Boiling isn't necessary with flaked grain as the flaking process does the gelatinising for you.

tdh


----------



## etbandit (28/5/07)

tdh said:


> Boiling isn't necessary with flaked grain as the flaking process does the gelatinising for you.



TDH,

Is quick or instant oats like uncle toby's the same as flaked oats?

cheers.


----------



## Ross (28/5/07)

etbandit said:


> TDH,
> 
> Is quick or instant oats like uncle toby's the same as flaked oats?
> 
> cheers.



Yes  

cheers Ross


----------



## Darren (28/5/07)

I was always under the impression Uncle Tobys etc cereals had added salt.

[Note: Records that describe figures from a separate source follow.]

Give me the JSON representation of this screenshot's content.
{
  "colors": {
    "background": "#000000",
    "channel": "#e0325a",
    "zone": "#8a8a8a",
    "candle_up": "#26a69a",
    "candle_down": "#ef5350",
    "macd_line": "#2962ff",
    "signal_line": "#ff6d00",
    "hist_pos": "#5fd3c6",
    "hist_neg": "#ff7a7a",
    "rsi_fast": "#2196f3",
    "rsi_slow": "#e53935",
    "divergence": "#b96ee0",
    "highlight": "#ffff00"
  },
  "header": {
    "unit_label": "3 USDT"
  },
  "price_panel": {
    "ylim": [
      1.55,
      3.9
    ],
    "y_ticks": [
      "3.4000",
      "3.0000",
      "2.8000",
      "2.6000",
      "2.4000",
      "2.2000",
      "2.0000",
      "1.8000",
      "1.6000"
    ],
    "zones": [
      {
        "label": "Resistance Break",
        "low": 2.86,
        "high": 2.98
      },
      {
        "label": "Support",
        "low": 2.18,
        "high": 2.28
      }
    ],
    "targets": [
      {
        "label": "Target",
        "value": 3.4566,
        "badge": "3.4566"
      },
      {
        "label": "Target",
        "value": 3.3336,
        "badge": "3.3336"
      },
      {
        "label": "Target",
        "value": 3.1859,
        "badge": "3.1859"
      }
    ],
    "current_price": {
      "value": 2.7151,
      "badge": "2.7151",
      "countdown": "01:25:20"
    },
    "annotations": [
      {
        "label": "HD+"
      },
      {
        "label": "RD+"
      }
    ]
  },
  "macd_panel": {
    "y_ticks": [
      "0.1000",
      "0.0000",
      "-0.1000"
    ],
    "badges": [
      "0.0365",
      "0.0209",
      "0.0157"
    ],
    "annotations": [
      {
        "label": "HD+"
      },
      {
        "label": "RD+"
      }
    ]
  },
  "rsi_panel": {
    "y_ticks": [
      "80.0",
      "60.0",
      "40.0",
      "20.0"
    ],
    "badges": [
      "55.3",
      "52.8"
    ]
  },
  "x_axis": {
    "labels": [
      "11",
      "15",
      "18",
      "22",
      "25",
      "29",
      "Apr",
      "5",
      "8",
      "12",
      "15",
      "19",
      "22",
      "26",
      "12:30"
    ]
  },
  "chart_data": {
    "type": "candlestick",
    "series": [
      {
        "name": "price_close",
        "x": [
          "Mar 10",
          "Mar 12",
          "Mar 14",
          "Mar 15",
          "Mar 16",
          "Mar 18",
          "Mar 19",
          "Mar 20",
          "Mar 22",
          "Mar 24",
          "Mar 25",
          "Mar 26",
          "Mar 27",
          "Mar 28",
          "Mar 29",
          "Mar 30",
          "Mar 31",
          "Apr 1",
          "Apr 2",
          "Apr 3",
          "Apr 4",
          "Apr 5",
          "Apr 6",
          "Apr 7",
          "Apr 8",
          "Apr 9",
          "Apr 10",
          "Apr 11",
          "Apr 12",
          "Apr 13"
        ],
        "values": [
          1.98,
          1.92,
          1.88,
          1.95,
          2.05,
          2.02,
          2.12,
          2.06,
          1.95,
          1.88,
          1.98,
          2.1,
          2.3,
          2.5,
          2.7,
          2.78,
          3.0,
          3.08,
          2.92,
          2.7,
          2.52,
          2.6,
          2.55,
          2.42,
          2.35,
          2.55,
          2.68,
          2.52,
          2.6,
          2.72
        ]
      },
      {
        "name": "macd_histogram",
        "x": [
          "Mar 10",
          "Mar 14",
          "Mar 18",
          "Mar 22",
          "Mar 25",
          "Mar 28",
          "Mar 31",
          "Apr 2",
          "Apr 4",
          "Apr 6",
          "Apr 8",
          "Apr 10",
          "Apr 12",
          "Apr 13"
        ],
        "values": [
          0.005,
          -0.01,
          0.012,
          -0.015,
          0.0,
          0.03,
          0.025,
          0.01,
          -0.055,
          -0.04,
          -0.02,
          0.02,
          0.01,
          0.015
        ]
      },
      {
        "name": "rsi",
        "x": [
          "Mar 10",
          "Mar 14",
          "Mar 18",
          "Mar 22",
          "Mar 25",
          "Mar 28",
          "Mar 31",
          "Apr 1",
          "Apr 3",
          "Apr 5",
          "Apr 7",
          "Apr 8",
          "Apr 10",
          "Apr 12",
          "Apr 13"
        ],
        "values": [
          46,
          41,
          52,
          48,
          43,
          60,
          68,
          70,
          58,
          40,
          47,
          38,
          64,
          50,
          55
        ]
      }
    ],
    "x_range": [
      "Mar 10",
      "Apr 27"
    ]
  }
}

I would get your flaked oats from a health food store or similar.

cheers

Darren


----------



## razz (28/5/07)

I always add a box of Uncle Toby's to my stouts and they taste just fine.


----------



## reVoxAHB (28/5/07)

Darren said:


> I would get your flaked oats from a health food store or similar.
> 
> cheers
> 
> Darren



Yep. I get my flaked oats from the health food store. Used 'em in many a stout and they work a treat. Heath food store is the G O.


----------



## Josh (28/5/07)

I use Home Brand Rolled Oats. Boiled up in a pot for a few minutes then added to the mash.


----------



## pint of lager (28/5/07)

Check this link out from the library of brewery.org

There is an excellent range of brewing articles in the library.

Anyone who hasn't visited this site will find a wealth of information. This link as well as many others are listed in the links section on ahb.


----------



## domonsura (28/5/07)

I used coles brand quick oats, the resulting beer was pretty good. didn't bother cooking them first, there was only 400gms in 11kg of malt.


----------